Interesting article in Fast Company Magazine, basically an interview with John Wang, HTC chief marketing officer — AKA Chief Innovation Wizard.

The HTC brand was already there among its users. A few years ago we started to put the HTC logo on the phones. We basically formalized the brand recognition on the physical product.

Let me share with you how we think about brand. There is a very important difference between brand value and brand recognition. Brand value means something to the end user. Brand recognition, all it means is a bunch of advertising to make people recognize the brand name. At HTC we care about brand value, not brand recognition. Building brand value is like earning respect; you have to earn respect, you cannot buy respect.

The brand value vs. brand recognition point is generally true. But in certain markets (either geo or in terms of products) you might not have the time, the patience and the resources to wait for the recognition to come from the market in an “organic” way. Without a push on the recongnition pedal, you might not have the chance to put the brand value in customers hands. Definitely what a brand is looking for mainly is value. Value for the customer, for the brand itself or for the company that owns it. But I don’t think you should leave aside, by all means, the recognition effort.

4 thoughts on “Brand Value vs. Brand Recognition

  1. Nice that you brought this point up.

    It’s interesting to see how John Wang speaks about the differences of brand value and brand recognition.

    I agree with him when he says that you have to “earn respect, and you can’t buy respect”. Many companies spend thousands of dollars on pretty brands but they haven’t actually developed the brand value yet.

    On the other hand I understand what you are saying in the sense that sometimes depending on the product or service you do need to first invest in brand recognition in order to even give yourself a chance to build value.

  2. Sam

    I starting with the fact in mind that you already have a valuable product/service.

    What I’m just saying is that sometimes, just having a good product/service and waiting for the market to “value” it, might not be enough or might take way too long. If you can afford the time and money to wait for the growth in value, is probably a valuable growth.
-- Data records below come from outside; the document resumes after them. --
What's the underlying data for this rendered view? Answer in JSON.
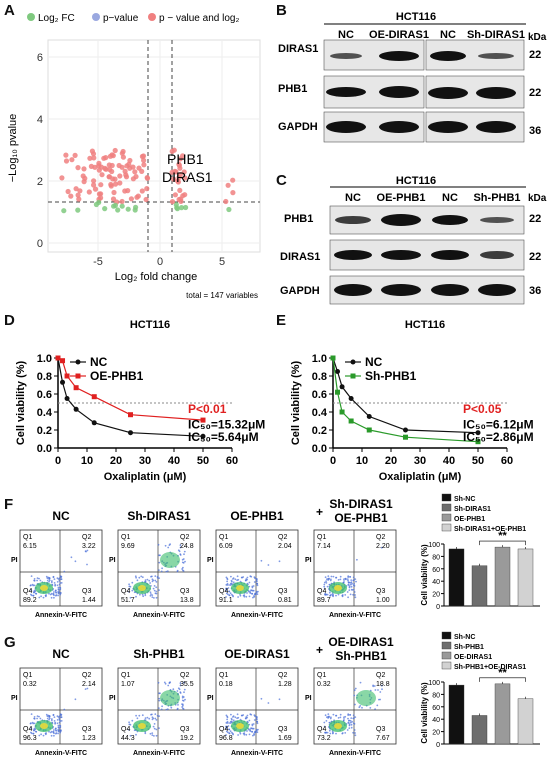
{
  "panels": {
    "A": "A",
    "B": "B",
    "C": "C",
    "D": "D",
    "E": "E",
    "F": "F",
    "G": "G"
  },
  "panel_a": {
    "legend": [
      "Log₂ FC",
      "p−value",
      "p − value and log₂"
    ],
    "ylabel": "−Log₁₀ pvalue",
    "xlabel": "Log₂ fold change",
    "xticks": [
      "-5",
      "0",
      "5"
    ],
    "yticks": [
      "0",
      "2",
      "4",
      "6"
    ],
    "genes": [
      "PHB1",
      "DIRAS1"
    ],
    "total": "total = 147 variables",
    "colors": {
      "fc": "#7fc97f",
      "p": "#9aa8e0",
      "both": "#f08080"
    }
  },
  "panel_b": {
    "title": "HCT116",
    "lanes": [
      "NC",
      "OE-DIRAS1",
      "NC",
      "Sh-DIRAS1"
    ],
    "proteins": [
      "DIRAS1",
      "PHB1",
      "GAPDH"
    ],
    "kda_header": "kDa",
    "kda": [
      "22",
      "22",
      "36"
    ]
  },
  "panel_c": {
    "title": "HCT116",
    "lanes": [
      "NC",
      "OE-PHB1",
      "NC",
      "Sh-PHB1"
    ],
    "proteins": [
      "PHB1",
      "DIRAS1",
      "GAPDH"
    ],
    "kda_header": "kDa",
    "kda": [
      "22",
      "22",
      "36"
    ]
  },
  "chart_data": [
    {
      "id": "D",
      "type": "line",
      "title": "HCT116",
      "xlabel": "Oxaliplatin (μM)",
      "ylabel": "Cell viability (%)",
      "xlim": [
        0,
        60
      ],
      "ylim": [
        0,
        1.0
      ],
      "xticks": [
        "0",
        "10",
        "20",
        "30",
        "40",
        "50",
        "60"
      ],
      "yticks": [
        "0.0",
        "0.2",
        "0.4",
        "0.6",
        "0.8",
        "1.0"
      ],
      "x": [
        0,
        1.56,
        3.125,
        6.25,
        12.5,
        25,
        50
      ],
      "series": [
        {
          "name": "NC",
          "color": "#111111",
          "values": [
            1.0,
            0.73,
            0.55,
            0.43,
            0.28,
            0.17,
            0.13
          ]
        },
        {
          "name": "OE-PHB1",
          "color": "#e02020",
          "values": [
            1.0,
            0.97,
            0.8,
            0.67,
            0.57,
            0.37,
            0.31
          ]
        }
      ],
      "annotations": {
        "p": "P<0.01",
        "ic1": "IC₅₀=15.32μM",
        "ic2": "IC₅₀=5.64μM"
      }
    },
    {
      "id": "E",
      "type": "line",
      "title": "HCT116",
      "xlabel": "Oxaliplatin (μM)",
      "ylabel": "Cell viability (%)",
      "xlim": [
        0,
        60
      ],
      "ylim": [
        0,
        1.0
      ],
      "xticks": [
        "0",
        "10",
        "20",
        "30",
        "40",
        "50",
        "60"
      ],
      "yticks": [
        "0.0",
        "0.2",
        "0.4",
        "0.6",
        "0.8",
        "1.0"
      ],
      "x": [
        0,
        1.56,
        3.125,
        6.25,
        12.5,
        25,
        50
      ],
      "series": [
        {
          "name": "NC",
          "color": "#111111",
          "values": [
            1.0,
            0.85,
            0.68,
            0.55,
            0.35,
            0.2,
            0.17
          ]
        },
        {
          "name": "Sh-PHB1",
          "color": "#2a9a2a",
          "values": [
            1.0,
            0.62,
            0.4,
            0.3,
            0.2,
            0.12,
            0.07
          ]
        }
      ],
      "annotations": {
        "p": "P<0.05",
        "ic1": "IC₅₀=6.12μM",
        "ic2": "IC₅₀=2.86μM"
      }
    },
    {
      "id": "F-bar",
      "type": "bar",
      "ylabel": "Cell viability (%)",
      "ylim": [
        0,
        100
      ],
      "yticks": [
        "0",
        "20",
        "40",
        "60",
        "80",
        "100"
      ],
      "categories": [
        "Sh-NC",
        "Sh-DIRAS1",
        "OE-PHB1",
        "Sh-DIRAS1+OE-PHB1"
      ],
      "values": [
        92,
        65,
        95,
        92
      ],
      "colors": [
        "#111111",
        "#6e6e6e",
        "#9a9a9a",
        "#d2d2d2"
      ],
      "sig": "**"
    },
    {
      "id": "G-bar",
      "type": "bar",
      "ylabel": "Cell viability (%)",
      "ylim": [
        0,
        100
      ],
      "yticks": [
        "0",
        "20",
        "40",
        "60",
        "80",
        "100"
      ],
      "categories": [
        "Sh-NC",
        "Sh-PHB1",
        "OE-DIRAS1",
        "Sh-PHB1+OE-DIRAS1"
      ],
      "values": [
        95,
        46,
        97,
        73
      ],
      "colors": [
        "#111111",
        "#6e6e6e",
        "#9a9a9a",
        "#d2d2d2"
      ],
      "sig": "**"
    }
  ],
  "flow_f": [
    {
      "title": "NC",
      "q1": "6.15",
      "q2": "3.22",
      "q3": "1.44",
      "q4": "89.2"
    },
    {
      "title": "Sh-DIRAS1",
      "q1": "9.69",
      "q2": "24.8",
      "q3": "13.8",
      "q4": "51.7"
    },
    {
      "title": "OE-PHB1",
      "q1": "6.09",
      "q2": "2.04",
      "q3": "0.81",
      "q4": "91.1"
    },
    {
      "title": "+",
      "title2": "Sh-DIRAS1",
      "title3": "OE-PHB1",
      "q1": "7.14",
      "q2": "2.20",
      "q3": "1.00",
      "q4": "89.7"
    }
  ],
  "flow_g": [
    {
      "title": "NC",
      "q1": "0.32",
      "q2": "2.14",
      "q3": "1.23",
      "q4": "96.3"
    },
    {
      "title": "Sh-PHB1",
      "q1": "1.07",
      "q2": "35.5",
      "q3": "19.2",
      "q4": "44.3"
    },
    {
      "title": "OE-DIRAS1",
      "q1": "0.18",
      "q2": "1.28",
      "q3": "1.69",
      "q4": "96.8"
    },
    {
      "title": "+",
      "title2": "OE-DIRAS1",
      "title3": "Sh-PHB1",
      "q1": "0.32",
      "q2": "18.8",
      "q3": "7.67",
      "q4": "73.2"
    }
  ],
  "flow_axes": {
    "x": "Annexin-V-FITC",
    "y": "PI",
    "qnames": [
      "Q1",
      "Q2",
      "Q3",
      "Q4"
    ]
  }
}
    You need sometime (and that’s depending on the product and market) to raise the market’s attention on you, to speed things up a little bit, not necessarily to start with this thing.
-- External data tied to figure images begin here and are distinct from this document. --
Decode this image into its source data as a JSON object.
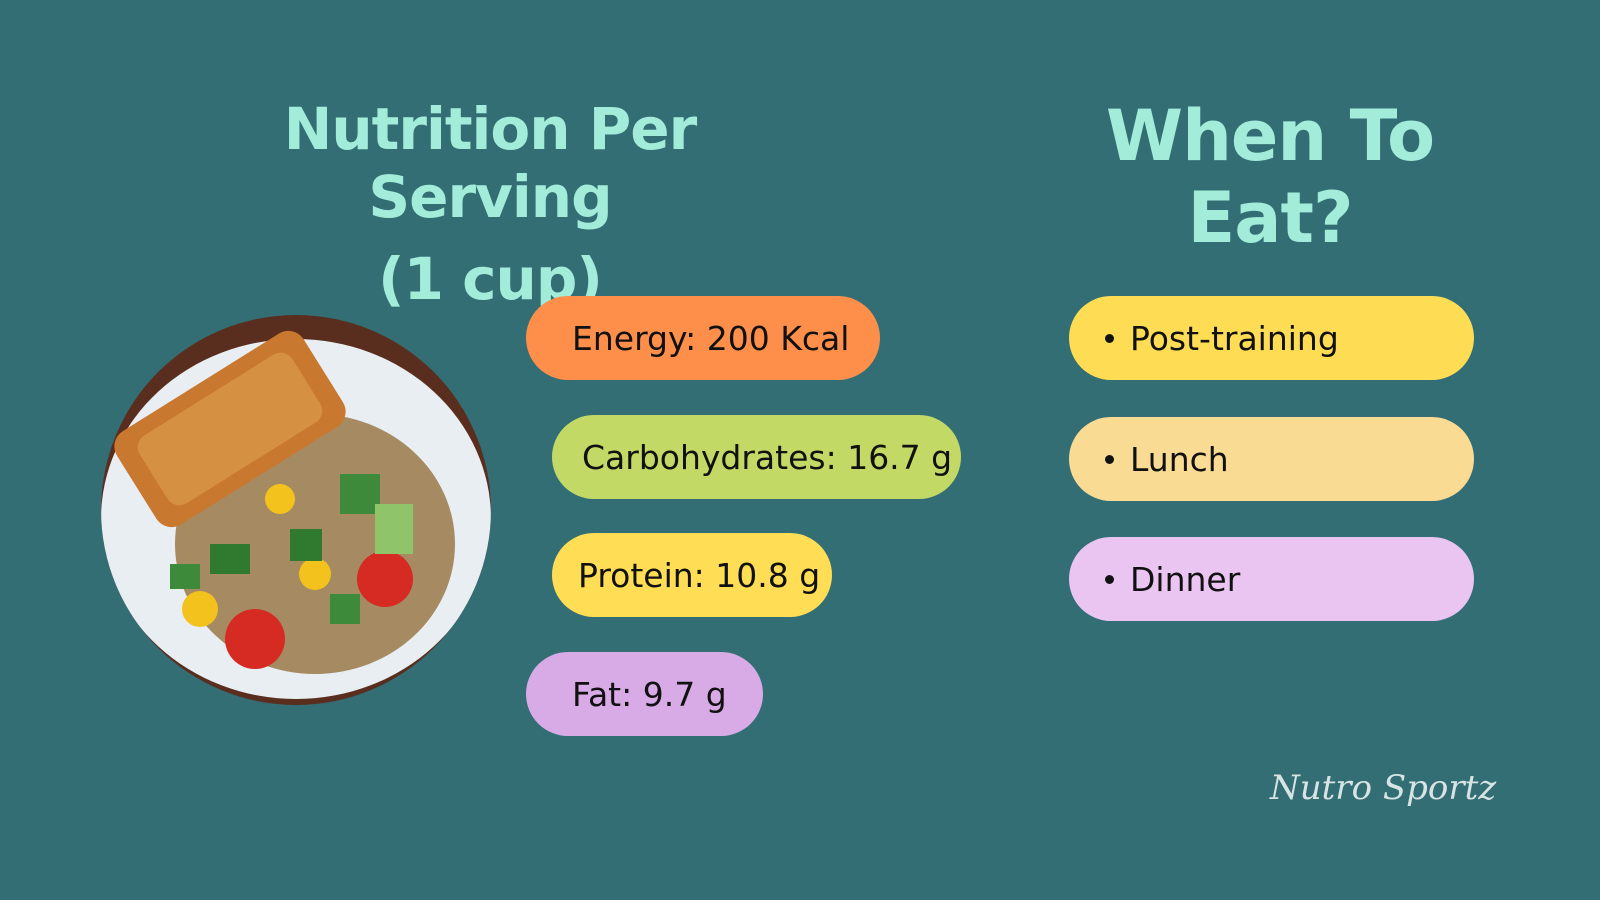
{
  "nutrition": {
    "title_lines": [
      "Nutrition Per Serving",
      "(1 cup)"
    ],
    "items": [
      "Energy: 200 Kcal",
      "Carbohydrates: 16.7 g",
      "Protein: 10.8 g",
      "Fat: 9.7 g"
    ]
  },
  "when_to_eat": {
    "title": "When To Eat?",
    "items": [
      "Post-training",
      "Lunch",
      "Dinner"
    ]
  },
  "brand": "Nutro Sportz"
}
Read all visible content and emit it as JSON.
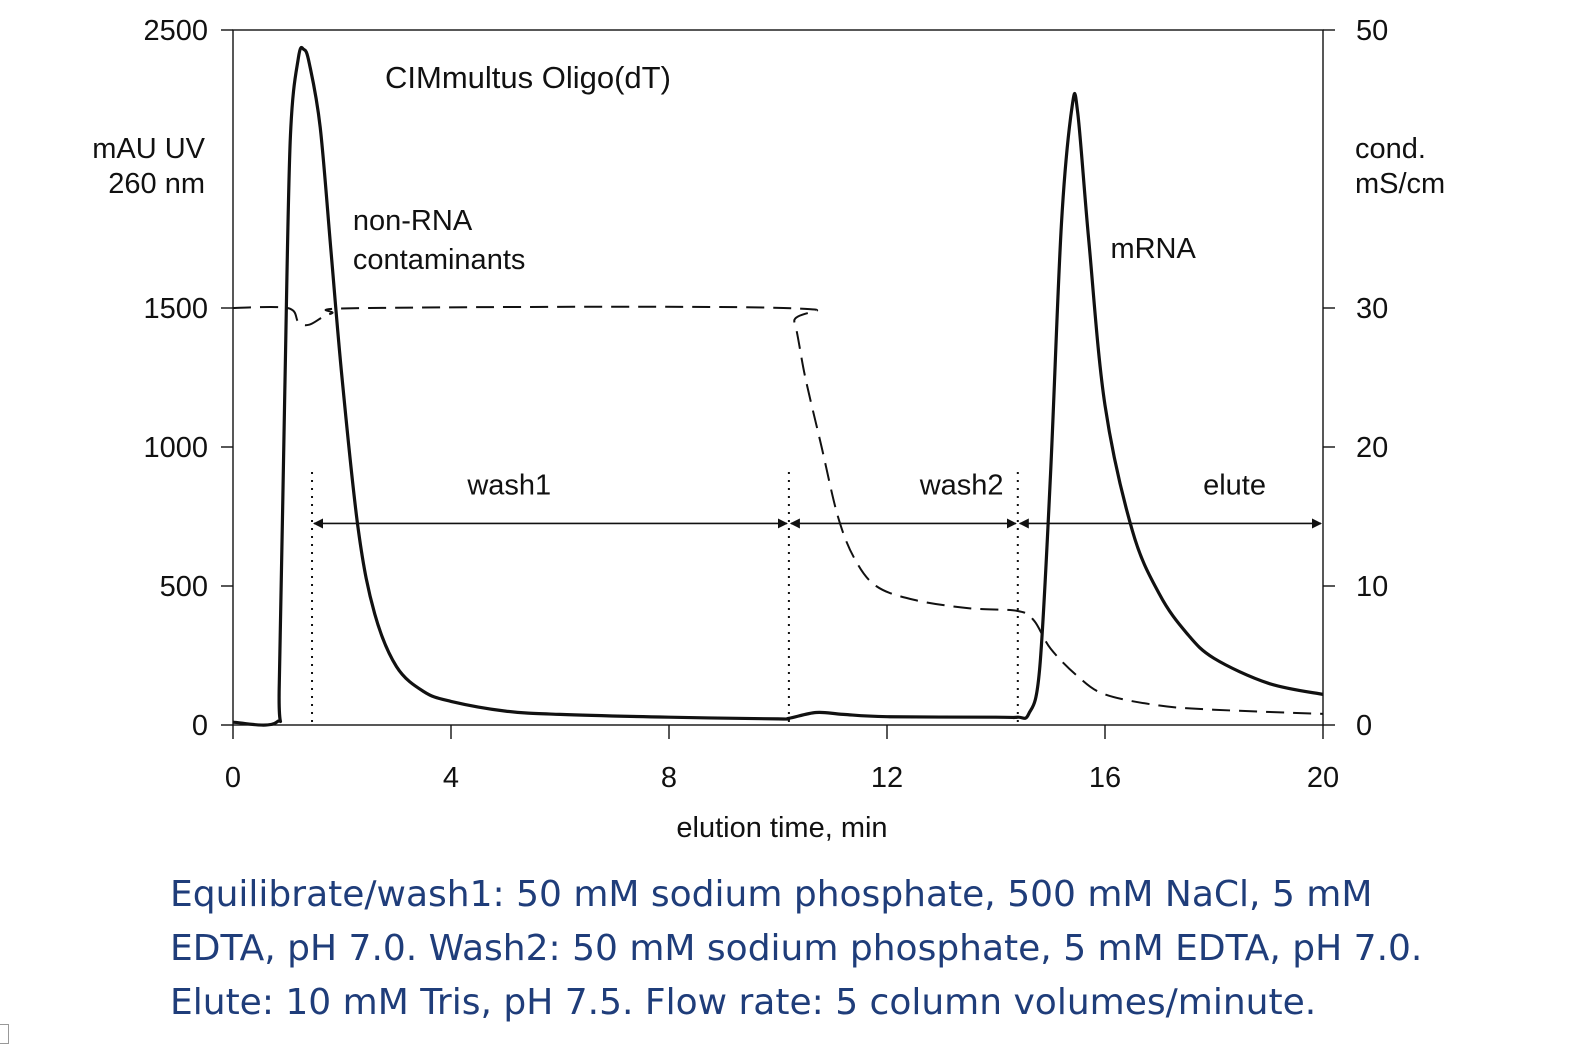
{
  "chart_data": {
    "type": "line",
    "title": "CIMmultus Oligo(dT)",
    "xlabel": "elution time, min",
    "ylabel_left": [
      "mAU UV",
      "260 nm"
    ],
    "ylabel_right": [
      "cond.",
      "mS/cm"
    ],
    "xlim": [
      0,
      20
    ],
    "ylim_left": [
      0,
      2500
    ],
    "ylim_right": [
      0,
      50
    ],
    "xticks": [
      "0",
      "4",
      "8",
      "12",
      "16",
      "20"
    ],
    "yticks_left": [
      "0",
      "500",
      "1000",
      "1500",
      "2500"
    ],
    "yticks_right": [
      "0",
      "10",
      "20",
      "30",
      "50"
    ],
    "grid": false,
    "series": [
      {
        "name": "UV",
        "axis": "left",
        "style": "solid",
        "points": [
          [
            0,
            10
          ],
          [
            0.8,
            10
          ],
          [
            0.85,
            150
          ],
          [
            0.95,
            1200
          ],
          [
            1.05,
            2100
          ],
          [
            1.2,
            2400
          ],
          [
            1.3,
            2430
          ],
          [
            1.4,
            2380
          ],
          [
            1.6,
            2150
          ],
          [
            1.8,
            1700
          ],
          [
            2.0,
            1250
          ],
          [
            2.3,
            700
          ],
          [
            2.6,
            400
          ],
          [
            3.0,
            210
          ],
          [
            3.5,
            120
          ],
          [
            4.0,
            85
          ],
          [
            5.0,
            50
          ],
          [
            6.0,
            38
          ],
          [
            8.0,
            28
          ],
          [
            10.0,
            22
          ],
          [
            10.2,
            24
          ],
          [
            10.7,
            45
          ],
          [
            11.2,
            38
          ],
          [
            12.0,
            30
          ],
          [
            14.0,
            28
          ],
          [
            14.4,
            28
          ],
          [
            14.6,
            40
          ],
          [
            14.8,
            200
          ],
          [
            15.0,
            900
          ],
          [
            15.2,
            1800
          ],
          [
            15.4,
            2230
          ],
          [
            15.5,
            2200
          ],
          [
            15.7,
            1750
          ],
          [
            16.0,
            1150
          ],
          [
            16.5,
            700
          ],
          [
            17.0,
            470
          ],
          [
            17.5,
            330
          ],
          [
            18.0,
            240
          ],
          [
            19.0,
            150
          ],
          [
            20.0,
            110
          ]
        ]
      },
      {
        "name": "conductivity",
        "axis": "right",
        "style": "dashed",
        "points": [
          [
            0,
            30
          ],
          [
            1.0,
            30
          ],
          [
            1.2,
            29.0
          ],
          [
            1.4,
            28.8
          ],
          [
            1.8,
            29.6
          ],
          [
            2.5,
            30
          ],
          [
            10.1,
            30
          ],
          [
            10.3,
            29
          ],
          [
            10.5,
            25
          ],
          [
            10.8,
            20
          ],
          [
            11.1,
            15
          ],
          [
            11.4,
            12
          ],
          [
            11.8,
            10
          ],
          [
            12.5,
            9.0
          ],
          [
            13.5,
            8.4
          ],
          [
            14.4,
            8.2
          ],
          [
            14.7,
            7.5
          ],
          [
            15.0,
            5.5
          ],
          [
            15.5,
            3.5
          ],
          [
            16.0,
            2.2
          ],
          [
            17.0,
            1.4
          ],
          [
            18.0,
            1.1
          ],
          [
            20.0,
            0.8
          ]
        ]
      }
    ],
    "annotations": [
      {
        "text": "non-RNA",
        "x": 2.2,
        "y_left": 1780
      },
      {
        "text": "contaminants",
        "x": 2.2,
        "y_left": 1640
      },
      {
        "text": "mRNA",
        "x": 16.1,
        "y_left": 1680
      },
      {
        "text": "wash1",
        "x": 4.3,
        "y_left": 830
      },
      {
        "text": "wash2",
        "x": 12.6,
        "y_left": 830
      },
      {
        "text": "elute",
        "x": 17.8,
        "y_left": 830
      }
    ],
    "phase_markers": [
      1.45,
      10.2,
      14.4
    ],
    "phase_arrows": [
      {
        "from": 1.45,
        "to": 10.2,
        "y_left": 725
      },
      {
        "from": 10.2,
        "to": 14.4,
        "y_left": 725
      },
      {
        "from": 14.4,
        "to": 20,
        "y_left": 725
      }
    ]
  },
  "caption": {
    "line1": "Equilibrate/wash1: 50 mM sodium phosphate, 500 mM NaCl, 5 mM",
    "line2": "EDTA, pH 7.0. Wash2: 50 mM sodium phosphate, 5 mM EDTA, pH 7.0.",
    "line3": "Elute: 10 mM Tris, pH 7.5. Flow rate: 5 column volumes/minute."
  },
  "colors": {
    "caption": "#1f3d7a",
    "lines": "#111111"
  }
}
    And, overall, I think that without a valuable product/service, you cannot build a valuable brand, no matter how much you invest in brand recognition.

  3. This is not an either/or situation – it is a case of brand semiotics. Brand values are about what the the brand actually ‘is’ and ‘does’. In semiotic terms – the ‘signified’: the brand communications assets that are part of the recognition experience make up the ‘signifier’ – icons that stand for the brand values.
    So, of course, brand stewards must look after their brand values these are the fundamentals. But at the same time most brands are busy communicationg the offer of these values to their audiences – here is where recognition is important. But the importance of brand recognition can often be overstated. A brand with sound values but poor recognition will still prosper, albeit slowly, but a brand with poor values and high recognition is heading for a crash.